The virtual environment will be extremely useful when you begin installing the requirements. If you need more clarification on the creation of the virtual environment please refer to this blog. After the virtual environment is created, ensure that it is activated, following the activation steps of the virtual environment tool you are using. Likely:

cd venv
cd bin
source activate
cd ../../

After your virtual environment has been created and activated, you can install all the requirements found in the requirements.txt file by running this command in the root of this repos directory in your terminal:

pip install -r requirements.txt

Step 3:

Now that the requirements have been successfully installed in your virtual environment we can begin configuring environment variables. You will first need to create a .env file in the root of this repo. Within the .env file you just created you will need to configure the .env to contain:

profile_name=<AWS_CLI_PROFILE_NAME>

Please ensure that your AWS CLI Profile has access to Amazon Bedrock!

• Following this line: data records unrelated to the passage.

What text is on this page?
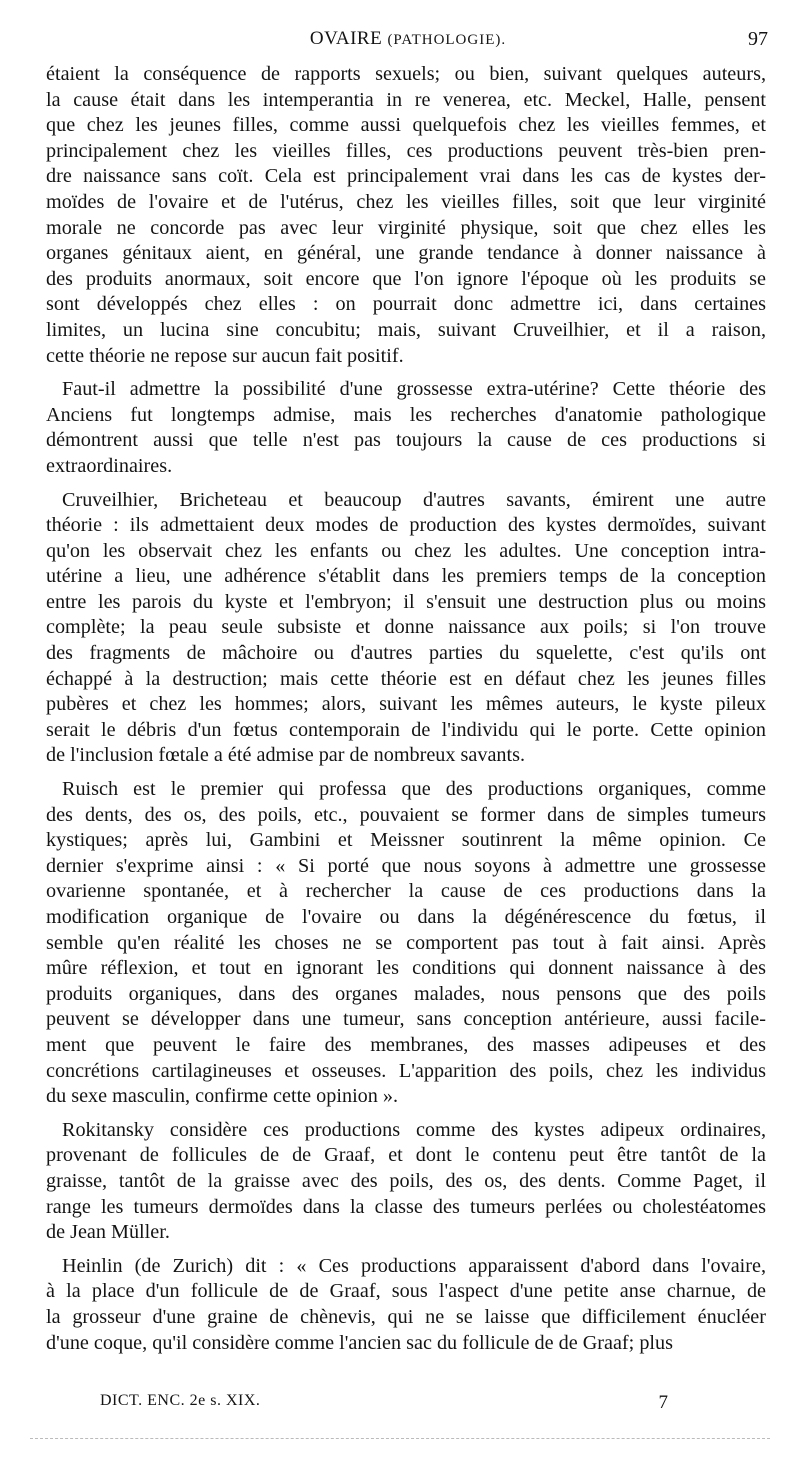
OVAIRE (PATHOLOGIE).	97
étaient la conséquence de rapports sexuels; ou bien, suivant quelques auteurs,
la cause était dans les intemperantia in re venerea, etc. Meckel, Halle, pensent
que chez les jeunes filles, comme aussi quelquefois chez les vieilles femmes, et
principalement chez les vieilles filles, ces productions peuvent très-bien pren-
dre naissance sans coït. Cela est principalement vrai dans les cas de kystes der-
moïdes de l'ovaire et de l'utérus, chez les vieilles filles, soit que leur virginité
morale ne concorde pas avec leur virginité physique, soit que chez elles les
organes génitaux aient, en général, une grande tendance à donner naissance à
des produits anormaux, soit encore que l'on ignore l'époque où les produits se
sont développés chez elles : on pourrait donc admettre ici, dans certaines
limites, un lucina sine concubitu; mais, suivant Cruveilhier, et il a raison,
cette théorie ne repose sur aucun fait positif.
Faut-il admettre la possibilité d'une grossesse extra-utérine? Cette théorie des
Anciens fut longtemps admise, mais les recherches d'anatomie pathologique
démontrent aussi que telle n'est pas toujours la cause de ces productions si
extraordinaires.
Cruveilhier, Bricheteau et beaucoup d'autres savants, émirent une autre
théorie : ils admettaient deux modes de production des kystes dermoïdes, suivant
qu'on les observait chez les enfants ou chez les adultes. Une conception intra-
utérine a lieu, une adhérence s'établit dans les premiers temps de la conception
entre les parois du kyste et l'embryon; il s'ensuit une destruction plus ou moins
complète; la peau seule subsiste et donne naissance aux poils; si l'on trouve
des fragments de mâchoire ou d'autres parties du squelette, c'est qu'ils ont
échappé à la destruction; mais cette théorie est en défaut chez les jeunes filles
pubères et chez les hommes; alors, suivant les mêmes auteurs, le kyste pileux
serait le débris d'un fœtus contemporain de l'individu qui le porte. Cette opinion
de l'inclusion fœtale a été admise par de nombreux savants.
Ruisch est le premier qui professa que des productions organiques, comme
des dents, des os, des poils, etc., pouvaient se former dans de simples tumeurs
kystiques; après lui, Gambini et Meissner soutinrent la même opinion. Ce
dernier s'exprime ainsi : « Si porté que nous soyons à admettre une grossesse
ovarienne spontanée, et à rechercher la cause de ces productions dans la
modification organique de l'ovaire ou dans la dégénérescence du fœtus, il
semble qu'en réalité les choses ne se comportent pas tout à fait ainsi. Après
mûre réflexion, et tout en ignorant les conditions qui donnent naissance à des
produits organiques, dans des organes malades, nous pensons que des poils
peuvent se développer dans une tumeur, sans conception antérieure, aussi facile-
ment que peuvent le faire des membranes, des masses adipeuses et des
concrétions cartilagineuses et osseuses. L'apparition des poils, chez les individus
du sexe masculin, confirme cette opinion ».
Rokitansky considère ces productions comme des kystes adipeux ordinaires,
provenant de follicules de de Graaf, et dont le contenu peut être tantôt de la
graisse, tantôt de la graisse avec des poils, des os, des dents. Comme Paget, il
range les tumeurs dermoïdes dans la classe des tumeurs perlées ou cholestéatomes
de Jean Müller.
Heinlin (de Zurich) dit : « Ces productions apparaissent d'abord dans l'ovaire,
à la place d'un follicule de de Graaf, sous l'aspect d'une petite anse charnue, de
la grosseur d'une graine de chènevis, qui ne se laisse que difficilement énucléer
d'une coque, qu'il considère comme l'ancien sac du follicule de de Graaf; plus
DICT. ENC. 2e s. XIX.	7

Depending on the region and model that you are planning to use with Amazon Bedrock (please note that only a few models can analyze images), you may need to reconfigure model paramaters in the image_analysis file. You might also choose to customize your prompts if this POC is for an industry-specific use-case analyzing a specific type of image:

brclient = boto3.client('bedrock-runtime', 'us-east-1', endpoint_url='https://bedrock-runtime.us-east-1.amazonaws.com',config=config)

#model params
model_id = "anthropic.claude-3-sonnet-20240229-v1:0"

You may also choose to customize the system prompt to align with a pecific use-case, or to get specific responses back about your images.

  system_prompt = "You are an expert in image analysis and classification. The question will be contained within the <question></question> tags. Before answering, think step by step in <thinking> tags as you analyze every part of the image. Provide your answer within the <answer></answer> tags. Incude a JSON structured response describing image attributes contained within the <json></json> tags. Always add line breaks between each section of your response"

Step 4:

As soon as you have successfully cloned the repo, created a virtual environment, activated it, installed the requirements.txt, and created a .env file, your application should be ready to go. To start up the application with its basic frontend you simply need to run the following command in your terminal while in the root of the repositories' directory:

streamlit run app.py

As soon as the application is up and running in your browser of choice you can begin analyzing JPEG images!